Teilnehmer der auf fünftägige Dauer veranschlagten Konferenz sind die vier ehemaligen Kriegsgegner und die vier Länder, die die internationale Überwachungskommission stellen: Kanada,Polen, Ungarn, Indonesien; außerdem England, Frankreich, China, die Sowjetunion und, als 13. Mitglied, der UN-Generalsekretär. Den Vorsitz führen abwechselnd der Außenminister Kanadas, Mitchell Sharp, und sein polnischer Kollege Stefan Olzowski.

Die Differenzen entzündeten sich an dem kanadischen Vorschlag, über die in Vietnam bestehenden Kontrollinstanzen hinaus ein neues internationales Schiedsorgan zu schaffen, das im Falle von Friedensverletzungen angerufen werden könne.

Außenminister Sharp drohte mit dem Auszug aus der Kommission, wenn eine solche Instanz nicht binnen sechzig Tagen eingesetzt würde. Sharps Vorstoß ziehe darauf, daß der UN-Generalsekretär Waldheim die Autorität einer solchen Kontrollinstanz verkörpern und in Notfällen berechtigt sein sollte, die Indochinakonferenz wieder einzuberufen. In abgemilderter Form schlossen sich die Vereinigten Staaten dem Vorschlag an.

Der Hauptwiderstand kam von seiten Nordvietnams und des Vietcong. Beide Delegationen betonten, daß zur Überwachung der Waffenruhe und zur Garantie der nationalen Rechte in Vietnam bereits ausreichende Sicherungen und geeignete Gremien vorhanden seien. Eine zusätzliche Instanz werde die Lage in Vietnam nur noch verwickelter machen.

Das Waffenstillstandsabkommen von Ende Januar stützt diese Auffassung insoweit, als die Tätigkeitsdauer für die internationale Überwachungskommission zeitlich nicht begrenzt worden ist – es sei denn, daß die Vietnamkonferenz, wie Art. 18b verheißt, „endgültige Maßnahmen“ trifft. Dazu aber bestand in diesem schwierigsten Konferenzproblem bei der Mehrzahl der Delegationen keine im Sinne Kanadas artikulierte Bereitschaft. Andererseits bekannten sich alle Außenminister in Grundsatzerklärungen dazu, die vereinbarte Waffenruhe in einen beständigen Friedenszustand einmünden zu lassen.

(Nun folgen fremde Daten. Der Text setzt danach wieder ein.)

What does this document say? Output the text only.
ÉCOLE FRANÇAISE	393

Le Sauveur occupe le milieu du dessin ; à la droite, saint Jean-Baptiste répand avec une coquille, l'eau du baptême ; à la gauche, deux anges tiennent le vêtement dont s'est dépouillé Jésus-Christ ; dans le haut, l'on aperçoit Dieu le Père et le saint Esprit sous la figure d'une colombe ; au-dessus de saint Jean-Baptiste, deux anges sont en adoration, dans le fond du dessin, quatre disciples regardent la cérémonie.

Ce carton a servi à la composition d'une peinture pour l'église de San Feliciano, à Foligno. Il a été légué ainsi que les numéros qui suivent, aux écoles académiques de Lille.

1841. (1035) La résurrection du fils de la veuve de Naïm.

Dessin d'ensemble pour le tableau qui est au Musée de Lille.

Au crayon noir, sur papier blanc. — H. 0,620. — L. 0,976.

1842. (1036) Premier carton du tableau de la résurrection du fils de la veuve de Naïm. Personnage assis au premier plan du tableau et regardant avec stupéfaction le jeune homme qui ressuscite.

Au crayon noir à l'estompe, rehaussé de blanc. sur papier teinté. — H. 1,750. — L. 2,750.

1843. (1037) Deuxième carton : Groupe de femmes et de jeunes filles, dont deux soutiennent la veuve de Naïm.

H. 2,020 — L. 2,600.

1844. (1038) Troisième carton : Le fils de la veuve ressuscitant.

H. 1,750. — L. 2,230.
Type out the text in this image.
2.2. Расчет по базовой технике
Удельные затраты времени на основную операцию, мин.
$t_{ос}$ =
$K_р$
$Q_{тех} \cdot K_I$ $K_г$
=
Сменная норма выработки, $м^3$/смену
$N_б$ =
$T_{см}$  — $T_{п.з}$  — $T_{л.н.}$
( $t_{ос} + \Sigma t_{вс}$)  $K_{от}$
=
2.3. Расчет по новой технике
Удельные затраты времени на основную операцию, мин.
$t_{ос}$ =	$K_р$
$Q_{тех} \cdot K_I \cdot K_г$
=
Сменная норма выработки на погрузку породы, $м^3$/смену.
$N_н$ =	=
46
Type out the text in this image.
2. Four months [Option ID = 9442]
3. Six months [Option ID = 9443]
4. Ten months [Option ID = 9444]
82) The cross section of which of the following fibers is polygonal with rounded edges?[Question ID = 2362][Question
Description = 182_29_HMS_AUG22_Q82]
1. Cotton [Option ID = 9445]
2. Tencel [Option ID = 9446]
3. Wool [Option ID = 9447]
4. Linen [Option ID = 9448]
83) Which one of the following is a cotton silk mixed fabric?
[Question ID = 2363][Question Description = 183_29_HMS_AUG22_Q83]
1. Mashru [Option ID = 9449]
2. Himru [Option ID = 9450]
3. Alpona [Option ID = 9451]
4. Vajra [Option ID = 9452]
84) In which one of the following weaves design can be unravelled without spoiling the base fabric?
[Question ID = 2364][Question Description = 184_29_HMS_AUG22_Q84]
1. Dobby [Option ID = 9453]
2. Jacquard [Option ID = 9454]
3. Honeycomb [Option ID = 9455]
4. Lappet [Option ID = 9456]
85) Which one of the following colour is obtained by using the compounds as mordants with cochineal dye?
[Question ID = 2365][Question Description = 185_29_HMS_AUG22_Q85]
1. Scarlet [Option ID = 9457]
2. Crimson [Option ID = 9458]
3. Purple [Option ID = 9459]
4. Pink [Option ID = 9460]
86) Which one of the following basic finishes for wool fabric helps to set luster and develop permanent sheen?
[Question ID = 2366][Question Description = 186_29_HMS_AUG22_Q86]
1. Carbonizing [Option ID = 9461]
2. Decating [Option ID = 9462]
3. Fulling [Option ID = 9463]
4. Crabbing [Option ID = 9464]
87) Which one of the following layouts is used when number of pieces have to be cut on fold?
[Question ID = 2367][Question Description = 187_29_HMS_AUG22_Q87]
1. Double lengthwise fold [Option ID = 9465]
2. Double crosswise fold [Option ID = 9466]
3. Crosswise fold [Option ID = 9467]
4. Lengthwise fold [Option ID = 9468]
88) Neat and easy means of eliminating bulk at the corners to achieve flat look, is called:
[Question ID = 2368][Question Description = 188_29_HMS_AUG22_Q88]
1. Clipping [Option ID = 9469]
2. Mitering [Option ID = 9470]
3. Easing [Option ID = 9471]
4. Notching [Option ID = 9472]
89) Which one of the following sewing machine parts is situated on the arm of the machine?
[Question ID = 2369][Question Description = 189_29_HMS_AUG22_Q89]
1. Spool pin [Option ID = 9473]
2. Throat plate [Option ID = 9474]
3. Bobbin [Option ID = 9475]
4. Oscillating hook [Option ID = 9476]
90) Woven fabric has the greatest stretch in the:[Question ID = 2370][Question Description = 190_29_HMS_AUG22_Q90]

Während am Pariser Konferenztisch über die Friedenssicherung debattiert wurde, fehlt es in Vietnam selbst immer noch an den elementaren Voraussetzungen zum Frieden. Beide; Seiten beschädigten einander zahlreicher Verletzungen der Waffenruhe. In Hue wurden acht nordvietnamesische Mitglieder der Militärkommission von wütenden Demonstranten verletzt. Der Gefangenenaustausch stagniert.